Multinodular and vacuolating neuronal tumors of the cerebrum: 10 cases of a distinctive seizure-associated lesion

Abstract

We report 10 cases of a non-neurocytic, purely neuronal tumor affecting adults. Situated in the cerebral hemispheres, with 7 of 10 confined to the temporal lobes, most presented with seizures as their principal clinical manifestations. On magnetic resosnance imaging (MRI), the tumors generally appeared solid and non-contrast enhancing with minimal diffuse infiltration, edema, or mass effect. Six examples demonstrated internal nodularity. Microscopically, the tumor cells were largely distributed into discrete and coalescent nodules exhibiting varying degrees of matrix vacuolization, principally within the deep cortical ribbon and superficial subcortical white matter. Populating elements ranged from morphologically ambiguous to recognizably neuronal, with only two cases manifesting overt ganglion cell cytology. In all cases, tumor cells exhibited widespread nuclear immunolabeling for the HuC/HuD neuronal antigens, although expression of other neuronal markers, including synaptophysin, neurofilament and chromogranin was variable to absent. Tumor cells also failed to express GFAP, p53, IDH1 R132H, or CD34, although CD34-labeling ramified neural elements were present in the adjoining cortex of seven cases. Molecular analysis in a subset of cases failed to reveal DNA copy number abnormalities or BRAF V600E mutation. Follow-up data indicate that this unusual neuronal lesion behaves in benign, World Health Organization (WHO) grade I fashion and is amenable to surgical control.

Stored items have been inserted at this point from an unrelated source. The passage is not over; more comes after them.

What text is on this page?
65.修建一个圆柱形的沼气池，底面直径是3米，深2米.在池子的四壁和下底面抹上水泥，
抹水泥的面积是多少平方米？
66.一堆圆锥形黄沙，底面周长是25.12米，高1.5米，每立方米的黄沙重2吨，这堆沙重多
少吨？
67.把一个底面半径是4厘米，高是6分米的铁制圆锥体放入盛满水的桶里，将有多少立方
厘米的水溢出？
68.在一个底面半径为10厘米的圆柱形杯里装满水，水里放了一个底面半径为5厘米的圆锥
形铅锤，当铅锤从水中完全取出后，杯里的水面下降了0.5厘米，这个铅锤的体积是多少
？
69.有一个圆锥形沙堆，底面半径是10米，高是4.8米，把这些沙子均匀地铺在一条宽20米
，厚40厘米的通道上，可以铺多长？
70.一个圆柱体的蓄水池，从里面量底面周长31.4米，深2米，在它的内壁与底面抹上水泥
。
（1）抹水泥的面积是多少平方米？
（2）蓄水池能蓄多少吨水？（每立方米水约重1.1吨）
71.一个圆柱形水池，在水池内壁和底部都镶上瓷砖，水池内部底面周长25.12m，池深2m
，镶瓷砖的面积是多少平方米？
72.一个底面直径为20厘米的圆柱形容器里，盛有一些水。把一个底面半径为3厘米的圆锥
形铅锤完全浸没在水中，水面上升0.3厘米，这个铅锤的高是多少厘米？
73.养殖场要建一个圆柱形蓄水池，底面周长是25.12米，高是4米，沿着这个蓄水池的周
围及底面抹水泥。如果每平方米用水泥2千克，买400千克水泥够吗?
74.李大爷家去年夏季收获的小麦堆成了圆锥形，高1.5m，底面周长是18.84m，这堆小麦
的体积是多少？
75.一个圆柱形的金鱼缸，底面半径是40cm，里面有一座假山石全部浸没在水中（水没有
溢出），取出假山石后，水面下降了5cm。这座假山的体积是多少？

Keywords: HuC/HuD; developmental tumor; eliptogenic tumor; gangliocytoma; multinodular; vacuolating neuronal tumor.

Figure 1

T₂ –weighted (A), fluid attenuated inversion recovery (FLAIR B) and contrast‐enhanced (C) MR images from case 1. Note manner in which this solid, non‐enhancing lesion conforms to the contours of the right medial temporal lobe without significant tissue expansion or mass effect. T_2/FLAIR‐ hyperintense, the lesion exhibits a subtle internal nodularity most evident in the FLAIR sequence.

Figure 2

Conspicuous lesion multinodularity is apparent in fluid attenuated inversion recovery images from cases 3 (A) and 6 (B). Note the superficial location and manner in which underlying gyral conformations are preserved without mass effects. A tumor nodule spans the grey‐white junction in a gross photograph of the neurosurgical specimen from case 6 (at arrowheads, C).

Figure 3

Multinodular tumor architecture is demonstrated in whole mount hematoxylin and eosin‐stained sections from cases 6 (A) and 5 (B) and in an anti‐synaptophysin immunohistochemical preparation from case 4 (C). Note distribution of nodules within cortex and at grey matter junction and greatly diminished intratumoral expression of synaptophysin in (C). Discrete tumor nodules surrounded by gliotic white matter are apparent at higher magnification (case 6; D). Note vacuolar alterations. Tumor (white arrows) abuts cortex (black arrows) exhibiting architectural disarray (case 6; E).

Figure 4

The cytologic variability of tumor cells is demonstrated in sections, all at the same magnification, from cases 5 (A), 4 (B), 1 (C) and 6 (D). These range from relatively small in size with eosinophilic cytoplasm (A) to large and overtly ganglion cell‐like (D). For comparative purposes, native neurons are included in B (arrows). Note vacuolar changes.

Figure 5

Immunohistochemical features of the cases illustrated in Figure 3 are shown (case 4: A–D; case 5: E–H; case 6: I–L; case 1: M–P). Regardless of cytologic presentation, shared immunophenotypic features include GFAP‐negativity (only the cell bodies and processes of reactive astrocytes are labeled) and nuclear as well as cytoplasmic expression of HuC/HuD in the absence of nuclear of NeuN labeling. Cytoplasmic reactivity for synaptophysin ranges from absent (B) to conspicuous (J, N) without surface perikaryal accentuation.

Figure 6

Nuclear OLIG2 expression, a feature of all examples studied, is depicted in fields from cases 1 (A), 5 (B) and 6 (C).

Figure 7

Ramified, CD34‐labeling neural elements are depicted from cases 5 (A) and 6 (B). Tumor cells are non‐reactive.